もし、資本金か出資金が1億円以下の中小企業であれば、欠損金の繰越控除ではなく「法人税の還付」という方法も選べます。要するに、赤字を出してしまった場合「前年度に法人税を払いすぎたと見なし、一部のお金を返してもらう」というものです。

還付金額は、以下の式で計算されます。

還付金額=法人税額(前年度)×{欠損金額(今年度)÷ 所得金額(前年度)}

参考:欠損金の繰戻しによる還付(国税庁)

推計による更正又は決定の禁止

簡単にいえば、「税務署長の推測で税額を直させたり、決めたりすることはできない」ということです。

実は、法人税法には、納税義務がきちんと行われない場合には「税務署長が売上や経費などを推測して納税額を決められる」というルールがあります。

参考:第131条 推計による更正又は決定(法人税法)

これを「推計課税」と呼びます。帳簿がないなどの理由で、正しい税額が算出できない場合でも課税できるようにするためのルールです。青色申告の場合、適正に取引を管理していると考えられるため、推計課税の対象外となります。

なお、もし「更生」すなわち「申告内容の訂正」が行われる場合、青色申告者に対しては、税務署長は通知書に更生理由を書かなければならないという決まりもあります。つまり、理由をきちんと確認できるうえ、もし不満があれば異議申し立てをすることもできます。

参考:税務署長の処分に不服があるとき(国税庁)

中小企業者等の少額減価償却資産の損金算入

簡単にいえば、「中小企業であれば、30万円未満で手に入れた減価償却資産を全額費用にできる」ということです。

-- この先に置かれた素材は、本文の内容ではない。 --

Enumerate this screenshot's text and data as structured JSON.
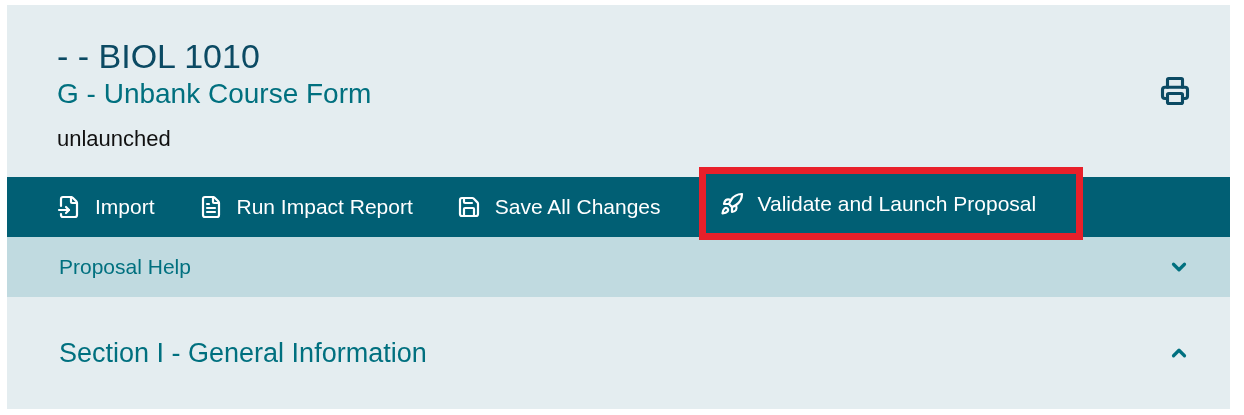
{
  "header": {
    "title": "- - BIOL 1010",
    "subtitle": "G - Unbank Course Form",
    "status": "unlaunched"
  },
  "toolbar": [
    {
      "kind": "import",
      "label": "Import",
      "highlighted": false
    },
    {
      "kind": "report",
      "label": "Run Impact Report",
      "highlighted": false
    },
    {
      "kind": "save",
      "label": "Save All Changes",
      "highlighted": false
    },
    {
      "kind": "launch",
      "label": "Validate and Launch Proposal",
      "highlighted": true
    }
  ],
  "sections": [
    {
      "kind": "help",
      "title": "Proposal Help",
      "expanded": false
    },
    {
      "kind": "section",
      "title": "Section I - General Information",
      "expanded": true
    }
  ]
}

認められる要件としては、買ったものは事業に使うこと、損金経理をすること、明細書を添付することなどが挙げられます。

現在は2020年3月31日までに取得した資産が対象ですが、2020年の税制改正大綱において、さらに2年延長される可能性が高まっています。

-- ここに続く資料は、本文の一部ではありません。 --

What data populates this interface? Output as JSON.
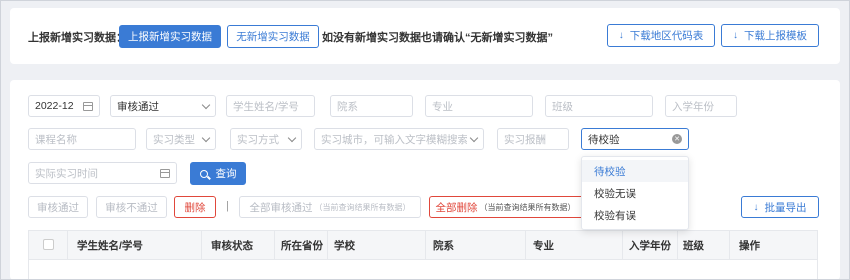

参考:NO.5408 中小企業者等の少額減価償却資産の取得価額の損金算入の特例(国税庁)

中小企業投資促進税制(中小企業者等が機械等を取得した場合の特別償却又は税額控除)

簡単にいえば、「中小企業が、ある特定の資産を購入し、特定の事業に使ったとき、特別償却か税額控除をしてよい」ということです。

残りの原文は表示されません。